During the past few years we have seen more and more British household names disappear and earlier this month we found out we could lose yet another. Focus DIY, the do it yourself and garden retailer, with 178 stores across the UK, announced on the 4th May, that they had appointed administrators.
It was agreed last week that Travis Perkins, under the trading name Wickes, will take over 13 of the company’s commercial properties, thus saving a total of around 345 jobs. Travis Perkins has paid a total £8.4 million for the acquisition of the properties and stock.
Geoff Cooper, chief executive at Travis Perkins, said: ‘The acquisition of these 13 stores, cherry picked from over 100 potential locations, further expands our Wickes business and will help us to continue our gains in like-for-like and total market share.’
With the announcement today that administrators have failed to find a buyer for the remaining stores, it looks increasingly likely that the remaining commercial properties will go under the auctioneers hammer. Joint administrators from the accountancy firm Ernst & Young said they had ‘appointed the retail consultants Gordon Brothers to advise on the sale of the stock at the remaining stores with a view to closing down the retail chain.’
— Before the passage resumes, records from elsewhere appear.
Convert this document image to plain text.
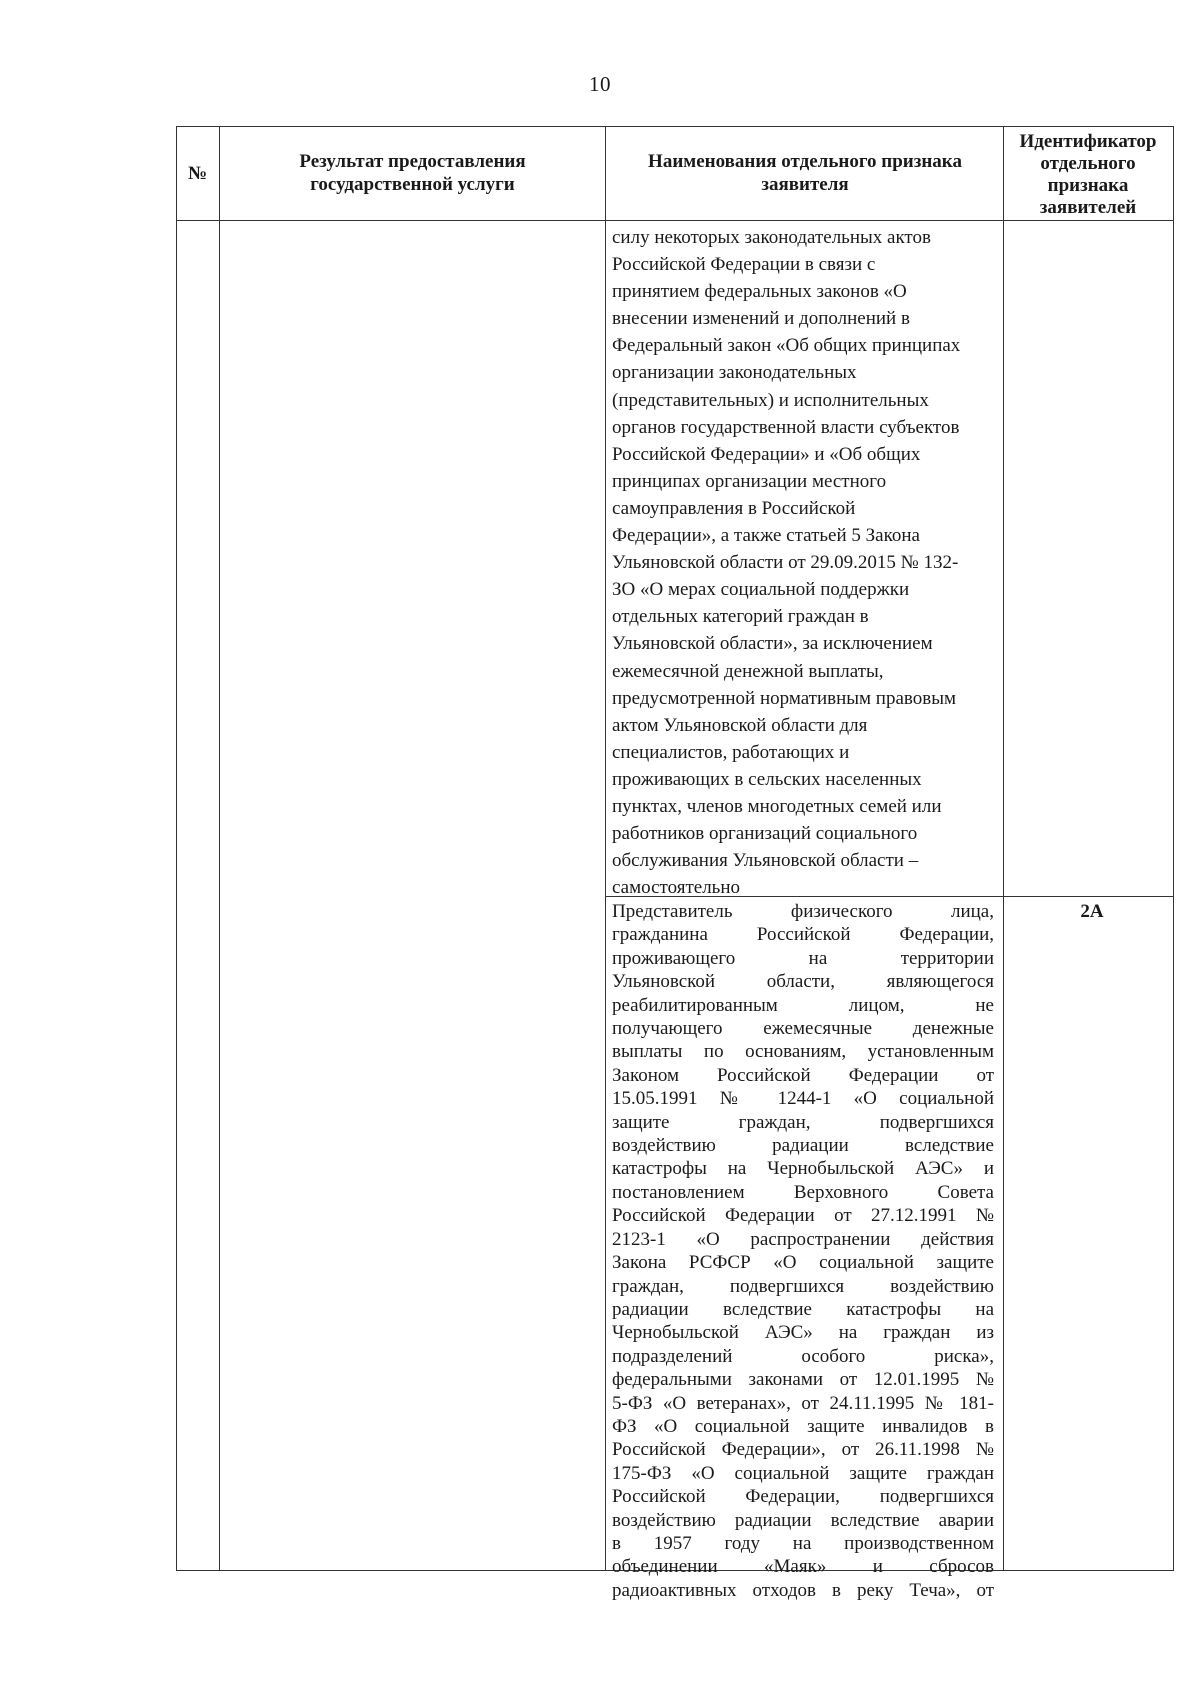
10
№
Результат предоставления государственной услуги
Наименования отдельного признака заявителя
Идентификатор отдельного признака заявителей
силу некоторых законодательных актов
Российской Федерации в связи с
принятием федеральных законов «О
внесении изменений и дополнений в
Федеральный закон «Об общих принципах
организации законодательных
(представительных) и исполнительных
органов государственной власти субъектов
Российской Федерации» и «Об общих
принципах организации местного
самоуправления в Российской
Федерации», а также статьей 5 Закона
Ульяновской области от 29.09.2015 № 132-
ЗО «О мерах социальной поддержки
отдельных категорий граждан в
Ульяновской области», за исключением
ежемесячной денежной выплаты,
предусмотренной нормативным правовым
актом Ульяновской области для
специалистов, работающих и
проживающих в сельских населенных
пунктах, членов многодетных семей или
работников организаций социального
обслуживания Ульяновской области –
самостоятельно
Представитель физического лица,
гражданина Российской Федерации,
проживающего на территории
Ульяновской области, являющегося
реабилитированным лицом, не
получающего ежемесячные денежные
выплаты по основаниям, установленным
Законом Российской Федерации от
15.05.1991 № 1244-1 «О социальной
защите граждан, подвергшихся
воздействию радиации вследствие
катастрофы на Чернобыльской АЭС» и
постановлением Верховного Совета
Российской Федерации от 27.12.1991 №
2123-1 «О распространении действия
Закона РСФСР «О социальной защите
граждан, подвергшихся воздействию
радиации вследствие катастрофы на
Чернобыльской АЭС» на граждан из
подразделений особого риска»,
федеральными законами от 12.01.1995 №
5-ФЗ «О ветеранах», от 24.11.1995 № 181-
ФЗ «О социальной защите инвалидов в
Российской Федерации», от 26.11.1998 №
175-ФЗ «О социальной защите граждан
Российской Федерации, подвергшихся
воздействию радиации вследствие аварии
в 1957 году на производственном
объединении «Маяк» и сбросов
радиоактивных отходов в реку Теча», от
2А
Although not officially announced as a ‘closing down sale’, Focus DIY, today announced ‘massive reductions’ at its remaining 123 stores throughout the country.
It is certain that potential investors will have been keeping a beady eye on the situation at Focus DIY, in the hope of acquiring commercial property at bargain prices and this is the news these investors will have been waiting for.
Despite the poor performance of the retail sector during April, commercial retail property is still seen as a worthwhile investment. Richard Dodd, spokesman for the British Retail Consortium, recently said, ‘commercial property may be a good investment as the retail industry is sure to bounce back at some point.’